An Atmosphere Light and Fresh
The spirit of play can animate young and old
For years, my answer to the familiar question — “What books do you have on your nightstand?’” — has included Game Time, a collection of the baseball writings of Roger Angell, who died in May at age 101.
Like his mother and stepfather, Angell was a fixture at The New Yorker, where he worked as a writer and fiction editor. On the occasion of his death, the magazine’s editor, David Remnick, wrote about Angell, “No one lives forever, but you’d be forgiven for thinking that Roger had a good shot at it. Like the rest of us, he suffered pain and loss and doubt, but he usually kept the blues at bay, always looking forward.”
Angell will live on in his fit and fluid body of work including essays that have the power, undiluted by time, to influence my own outlook and attitude. I favor especially his reminiscences about his childhood and the early stages of his relationship with baseball.
As a boy, he discovered what would be a lifelong fascination and love with the names of baseball, handles that he found to “prickle or sing in one’s mind.” There was Mel Ott, Joe Stripp, Jimmie Foxx, George Pipgras, Goose Goslin, Paul Derringer, Van Lingle Mungo, Babe Ruth and longtime Philadelphia Athletics manager “Connie Mack,” whose professional name was a truncated version of the one on his birth certificate, Cornelius McGillicuddy.
I grew up in Minnesota following with my brothers the exploits of Zoilo Versalles, Rich Rollins, Earl Battey, Camilo Pascual, Jim Kaat, Vic Power and Harmon Killebrew, but was badly distracted by the M&M Boys of the New York Yankees, the franchise that ultimately commanded my affections.
Angell, to his credit, stayed current. A notebook-toting scribe for starters, he was a blogger at the end, commenting on games that streamed on cable networks, Remnick tells us. But he retained a fondness for the “lighter and fresher atmosphere” that surrounded baseball in the 1930s.
“Sports were different in my youth — a series of events to look forward to and then to turn over in a memory, rather than a huge, omnipresent industry, with its own economics and politics and crushing public relations,” Angell wrote in 1992. “Attending a game meant a lot, to adults as well as to a boy, because it was the only way you could encounter athletes and watch what they did. There was no television, no instant replay, no evening highlights.”
Florida and dramatic game accounts penned by sportswriters with household names engrossed fans who followed the progress of seasons in the sports pages. While I was born more than 30 years after Angell, that model held true when I was a kid. I incompletely digested the Minneapolis Tribune, turning first to the peach-colored sports section. As a young journalist, I watched production personnel in newsrooms assemble pages of standings and box scores and late results from the night before.
Baseball was a widely shared, lore-making experience of a sort that we desperately need more of today.
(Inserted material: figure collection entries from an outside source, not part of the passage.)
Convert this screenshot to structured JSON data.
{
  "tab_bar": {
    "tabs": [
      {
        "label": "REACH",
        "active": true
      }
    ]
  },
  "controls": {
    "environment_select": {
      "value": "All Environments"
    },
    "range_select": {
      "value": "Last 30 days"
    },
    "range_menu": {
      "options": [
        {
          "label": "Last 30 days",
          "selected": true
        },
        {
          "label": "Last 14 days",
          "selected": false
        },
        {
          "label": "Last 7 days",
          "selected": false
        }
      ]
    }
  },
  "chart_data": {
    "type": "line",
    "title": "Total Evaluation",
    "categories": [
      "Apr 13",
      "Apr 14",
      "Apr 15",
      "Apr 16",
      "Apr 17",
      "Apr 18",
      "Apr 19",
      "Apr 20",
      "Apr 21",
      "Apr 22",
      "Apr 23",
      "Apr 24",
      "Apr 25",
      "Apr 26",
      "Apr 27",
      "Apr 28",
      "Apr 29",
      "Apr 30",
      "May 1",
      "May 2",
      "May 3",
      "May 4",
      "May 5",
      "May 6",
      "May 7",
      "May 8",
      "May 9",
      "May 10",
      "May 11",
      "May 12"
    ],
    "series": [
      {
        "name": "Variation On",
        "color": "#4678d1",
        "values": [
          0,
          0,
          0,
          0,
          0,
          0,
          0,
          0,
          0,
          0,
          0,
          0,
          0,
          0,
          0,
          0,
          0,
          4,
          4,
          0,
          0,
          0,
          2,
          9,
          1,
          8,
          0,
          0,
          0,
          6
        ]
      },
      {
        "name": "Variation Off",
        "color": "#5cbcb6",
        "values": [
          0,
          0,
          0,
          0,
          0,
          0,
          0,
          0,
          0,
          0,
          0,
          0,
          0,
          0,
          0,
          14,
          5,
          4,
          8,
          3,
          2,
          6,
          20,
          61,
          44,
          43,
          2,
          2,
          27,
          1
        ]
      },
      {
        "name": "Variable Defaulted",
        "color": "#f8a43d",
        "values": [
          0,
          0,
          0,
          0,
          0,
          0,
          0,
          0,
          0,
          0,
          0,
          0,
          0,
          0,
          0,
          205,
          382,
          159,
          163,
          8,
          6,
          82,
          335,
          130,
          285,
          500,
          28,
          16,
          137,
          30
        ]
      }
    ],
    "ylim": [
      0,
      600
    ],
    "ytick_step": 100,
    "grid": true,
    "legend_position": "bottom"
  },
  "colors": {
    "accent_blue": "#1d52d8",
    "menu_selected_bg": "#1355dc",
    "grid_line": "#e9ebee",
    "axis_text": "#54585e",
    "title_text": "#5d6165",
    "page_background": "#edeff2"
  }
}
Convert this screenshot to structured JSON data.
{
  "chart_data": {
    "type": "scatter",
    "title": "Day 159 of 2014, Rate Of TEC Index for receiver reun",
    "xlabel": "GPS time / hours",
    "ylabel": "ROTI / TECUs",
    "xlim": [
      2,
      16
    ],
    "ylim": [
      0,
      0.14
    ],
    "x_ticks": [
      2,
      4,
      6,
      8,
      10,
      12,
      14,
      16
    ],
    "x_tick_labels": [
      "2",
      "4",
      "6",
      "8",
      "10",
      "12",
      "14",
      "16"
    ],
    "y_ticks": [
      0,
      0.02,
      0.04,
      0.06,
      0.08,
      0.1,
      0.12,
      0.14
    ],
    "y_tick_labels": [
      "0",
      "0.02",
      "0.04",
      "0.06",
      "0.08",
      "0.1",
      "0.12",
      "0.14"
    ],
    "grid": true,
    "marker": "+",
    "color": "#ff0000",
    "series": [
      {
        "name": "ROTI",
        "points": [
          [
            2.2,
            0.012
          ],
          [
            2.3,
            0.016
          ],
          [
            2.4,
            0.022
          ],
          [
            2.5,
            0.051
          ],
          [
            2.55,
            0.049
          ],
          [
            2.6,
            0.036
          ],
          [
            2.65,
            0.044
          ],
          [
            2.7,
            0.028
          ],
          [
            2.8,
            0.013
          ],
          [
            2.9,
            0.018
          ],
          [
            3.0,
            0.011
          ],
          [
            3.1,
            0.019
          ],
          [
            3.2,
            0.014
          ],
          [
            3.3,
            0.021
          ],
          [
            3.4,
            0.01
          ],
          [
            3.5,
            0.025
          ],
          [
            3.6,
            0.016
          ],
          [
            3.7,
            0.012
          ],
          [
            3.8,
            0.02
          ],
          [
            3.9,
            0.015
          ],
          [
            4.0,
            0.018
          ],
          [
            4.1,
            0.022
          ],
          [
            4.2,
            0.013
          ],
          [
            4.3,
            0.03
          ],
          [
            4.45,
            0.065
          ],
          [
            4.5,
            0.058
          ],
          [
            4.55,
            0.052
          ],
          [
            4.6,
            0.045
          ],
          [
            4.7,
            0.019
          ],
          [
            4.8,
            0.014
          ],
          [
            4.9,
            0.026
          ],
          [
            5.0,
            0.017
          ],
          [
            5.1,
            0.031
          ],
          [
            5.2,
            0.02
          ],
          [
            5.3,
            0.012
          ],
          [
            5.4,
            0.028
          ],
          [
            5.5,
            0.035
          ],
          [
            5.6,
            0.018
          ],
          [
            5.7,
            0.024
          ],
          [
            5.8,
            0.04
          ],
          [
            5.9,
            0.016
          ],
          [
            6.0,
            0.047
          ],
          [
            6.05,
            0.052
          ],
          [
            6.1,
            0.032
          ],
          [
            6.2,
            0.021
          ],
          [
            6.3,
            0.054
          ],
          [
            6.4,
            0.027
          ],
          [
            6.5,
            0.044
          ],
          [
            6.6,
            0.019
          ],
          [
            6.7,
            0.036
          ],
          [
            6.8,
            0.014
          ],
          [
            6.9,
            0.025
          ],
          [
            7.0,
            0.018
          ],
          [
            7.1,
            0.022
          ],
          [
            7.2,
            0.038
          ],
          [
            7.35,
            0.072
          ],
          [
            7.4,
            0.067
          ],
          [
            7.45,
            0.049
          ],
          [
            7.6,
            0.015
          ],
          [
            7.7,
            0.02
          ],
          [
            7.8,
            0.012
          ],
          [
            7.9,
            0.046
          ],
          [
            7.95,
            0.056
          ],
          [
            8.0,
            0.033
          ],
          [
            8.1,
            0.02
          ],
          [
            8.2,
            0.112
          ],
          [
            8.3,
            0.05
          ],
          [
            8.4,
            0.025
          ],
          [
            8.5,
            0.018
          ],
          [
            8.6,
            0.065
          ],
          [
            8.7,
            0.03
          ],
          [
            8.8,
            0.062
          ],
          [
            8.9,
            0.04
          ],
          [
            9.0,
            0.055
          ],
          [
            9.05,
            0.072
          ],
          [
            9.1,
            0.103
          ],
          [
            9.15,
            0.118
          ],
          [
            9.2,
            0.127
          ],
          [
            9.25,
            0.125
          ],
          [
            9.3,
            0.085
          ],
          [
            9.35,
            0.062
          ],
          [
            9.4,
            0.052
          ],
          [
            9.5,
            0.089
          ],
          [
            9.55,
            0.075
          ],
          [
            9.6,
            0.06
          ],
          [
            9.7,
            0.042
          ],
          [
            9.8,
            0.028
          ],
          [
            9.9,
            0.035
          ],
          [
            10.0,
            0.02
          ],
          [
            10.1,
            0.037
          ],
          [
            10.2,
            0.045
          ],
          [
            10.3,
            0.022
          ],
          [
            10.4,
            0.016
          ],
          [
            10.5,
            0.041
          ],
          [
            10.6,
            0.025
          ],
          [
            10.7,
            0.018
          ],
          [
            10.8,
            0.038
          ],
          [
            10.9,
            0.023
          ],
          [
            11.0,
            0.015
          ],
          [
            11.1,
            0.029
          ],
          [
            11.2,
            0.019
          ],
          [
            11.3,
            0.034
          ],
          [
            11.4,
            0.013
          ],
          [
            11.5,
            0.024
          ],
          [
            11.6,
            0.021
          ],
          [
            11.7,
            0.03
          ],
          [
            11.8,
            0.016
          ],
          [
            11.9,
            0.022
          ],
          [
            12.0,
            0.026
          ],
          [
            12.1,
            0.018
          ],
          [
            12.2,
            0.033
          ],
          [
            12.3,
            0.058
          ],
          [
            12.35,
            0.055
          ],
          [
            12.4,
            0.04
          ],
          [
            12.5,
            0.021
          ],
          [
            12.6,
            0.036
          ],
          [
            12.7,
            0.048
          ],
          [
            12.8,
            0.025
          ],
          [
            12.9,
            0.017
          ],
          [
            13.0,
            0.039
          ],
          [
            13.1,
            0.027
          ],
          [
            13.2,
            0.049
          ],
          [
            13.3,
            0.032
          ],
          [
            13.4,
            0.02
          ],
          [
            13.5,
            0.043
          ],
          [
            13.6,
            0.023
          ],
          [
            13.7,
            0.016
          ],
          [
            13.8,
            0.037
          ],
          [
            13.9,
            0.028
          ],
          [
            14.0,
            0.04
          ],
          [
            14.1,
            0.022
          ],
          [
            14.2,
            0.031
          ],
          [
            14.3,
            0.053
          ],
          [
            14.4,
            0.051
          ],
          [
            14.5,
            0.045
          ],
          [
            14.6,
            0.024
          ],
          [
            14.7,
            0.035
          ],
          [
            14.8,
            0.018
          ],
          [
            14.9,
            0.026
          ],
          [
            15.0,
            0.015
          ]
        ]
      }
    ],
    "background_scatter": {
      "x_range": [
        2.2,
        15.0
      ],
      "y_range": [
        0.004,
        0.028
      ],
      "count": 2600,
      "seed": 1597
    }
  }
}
Viewers across the country warmed up their sets to watch the “Game of the Week,” called by the likes of Pee Wee Reese, Dizzy Dean and Joe Garagiola.
Today, shared experiences tend toward flag lowerings and brief periods of collective grieving before swiftly we return to our now accustomed divisiveness and suggestions that one party or another is trying to politicize tragedy.
I preferred “Stop the steal” as it may have applied to runners trying to swipe bags.
For this edition of Tallahassee Magazine, I interviewed five men whose decades-long love affairs with softball have never frayed even as their playing days ran out or have neared their end. For their time and reflections, I thank Frank Ashcroft, Reggie Brown, Earl Chambers, Rodney Newman Sr. and Jerry Reynolds.
Reynolds moved me when he said that at 58, he is grateful just to be able to continue to round the bases, albeit on an artificial hip. He and the other 55-plus dudes he plays with have reached the point where they like and respect even the men on opposing teams. A spirit of play dominates games.
How great would it be if that spirit could be spread across all fields of endeavor, all manner of people?